The 6-foot-7 wing made 44.1 percent of his 3s last season and has the ball skills to play multiple positions. His best spot, however, is the stretch four. By bulking up this offseason, Jackson should be more than capable of holding his own in the paint while also stepping out to knock down shots.
Maryland’s backcourt is one of the Big Ten’s best with sophomores Anthony Cowan at the point and Kevin Huerter on the wing. Cowan played alongside Trimble as a freshman, but will take over full-time as the team’s primary ball handler this season. In 29 minutes per game last season, he averaged 10.3 points, 3.9 rebounds and 3.7 assists per game. Cowan posted a ridiculous free throw rate (FTA/FGA) of 70 percent last season. He attempted 154 free throws in 32 games and knocked down 76.6 percent.
The 6-foot-7 Huerter is a shooter who made two 3s per game last season and hit 38 percent of his attempts from deep. With opponents focused on Jackson and Cowan, look for Huerter to get plenty of open looks and connect at a higher rate in his second season.

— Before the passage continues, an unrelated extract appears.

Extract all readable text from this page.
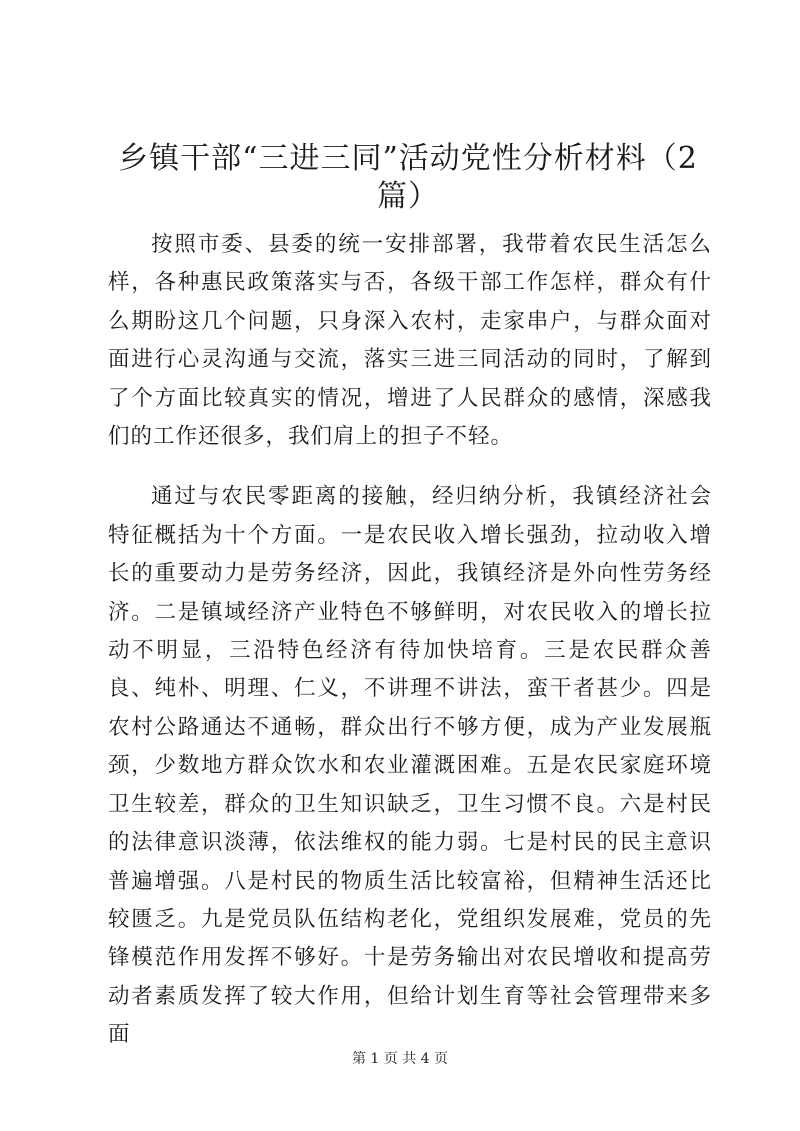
乡镇干部“三进三同”活动党性分析材料（2篇）

按照市委、县委的统一安排部署，我带着农民生活怎么样，各种惠民政策落实与否，各级干部工作怎样，群众有什么期盼这几个问题，只身深入农村，走家串户，与群众面对面进行心灵沟通与交流，落实三进三同活动的同时，了解到了个方面比较真实的情况，增进了人民群众的感情，深感我们的工作还很多，我们肩上的担子不轻。

通过与农民零距离的接触，经归纳分析，我镇经济社会特征概括为十个方面。一是农民收入增长强劲，拉动收入增长的重要动力是劳务经济，因此，我镇经济是外向性劳务经济。二是镇域经济产业特色不够鲜明，对农民收入的增长拉动不明显，三沿特色经济有待加快培育。三是农民群众善良、纯朴、明理、仁义，不讲理不讲法，蛮干者甚少。四是农村公路通达不通畅，群众出行不够方便，成为产业发展瓶颈，少数地方群众饮水和农业灌溉困难。五是农民家庭环境卫生较差，群众的卫生知识缺乏，卫生习惯不良。六是村民的法律意识淡薄，依法维权的能力弱。七是村民的民主意识普遍增强。八是村民的物质生活比较富裕，但精神生活还比较匮乏。九是党员队伍结构老化，党组织发展难，党员的先锋模范作用发挥不够好。十是劳务输出对农民增收和提高劳动者素质发挥了较大作用，但给计划生育等社会管理带来多面

第 1 页 共 4 页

Senior Jared Nickens is also capable of helping Maryland stretch the floor (34.2 percent on 3s last season). Junior guard Dion Wiley, a former top 60 recruit, will hope to stay healthy after appearing in just 19 games last season. Wiley made close to 39 percent of his 3s last season. Freshman Darryl Morsell, a top 100 recruit, is a tough nosed Baltimore kid who should provide backcourt depth.
Up front, Maryland graduated Damonte Dodd, but returns senior Mikal Cekovsky, junior Ivan Bender and welcomes freshman Bruno Fernando and graduate transfer Sean Obi. Redshirt freshman Joshua Tomaic is another name that could crack the rotation.
Cekovsky is 7-foot-1 and a capable post scorer, but battled injuries a season ago. He appeared in just 17 games as a junior, but is expected to be healthy to start the season. Bender, the older brother of Phoenix Suns forward Dragan Bender, averaged close to five points in 32 games off the bench last season.
Fernando, a 247Composite top 100 signee, gives Turgeon another physical presence inside at 6-foot-10 and 245 pounds. Given his talent, it won’t be long before Fernando carves out a significant role. Obi, who began his career at Rice before transferring to Duke, has battled injuries through his career. The 6-foot-9 Tomaic redshirted last season and played for Spain in this past summer’s U19 World Championships.
Bottom Line: Maryland is flying under the radar because of Trimble’s departure, but this is one of the Big Ten’s most talented rosters entering the season. The sophomore trio of Cowan, Huerter and Jackson gives Turgeon a solid nucleus and Maryland also has several options to replace Dodd in the post. Although Maryland didn’t accomplish much in the NCAA tournament in the Trimble era, the program does appear to be headed in the right direction under Turgeon’s leadership. Maryland already has two top 50 recruits committed for 2018 and is in the mix for a few other prospects that could eventually lift the group into the top 10 nationally.
Quotable: “The effort has been great. I’m impressed with their attention to detail and our guys have shown a lot of enthusiasm. Now we’ll have to continue to sustain that but the returning players know what needs to be done and are bringing our young guys along.” – Turgeon on October 3 following practice.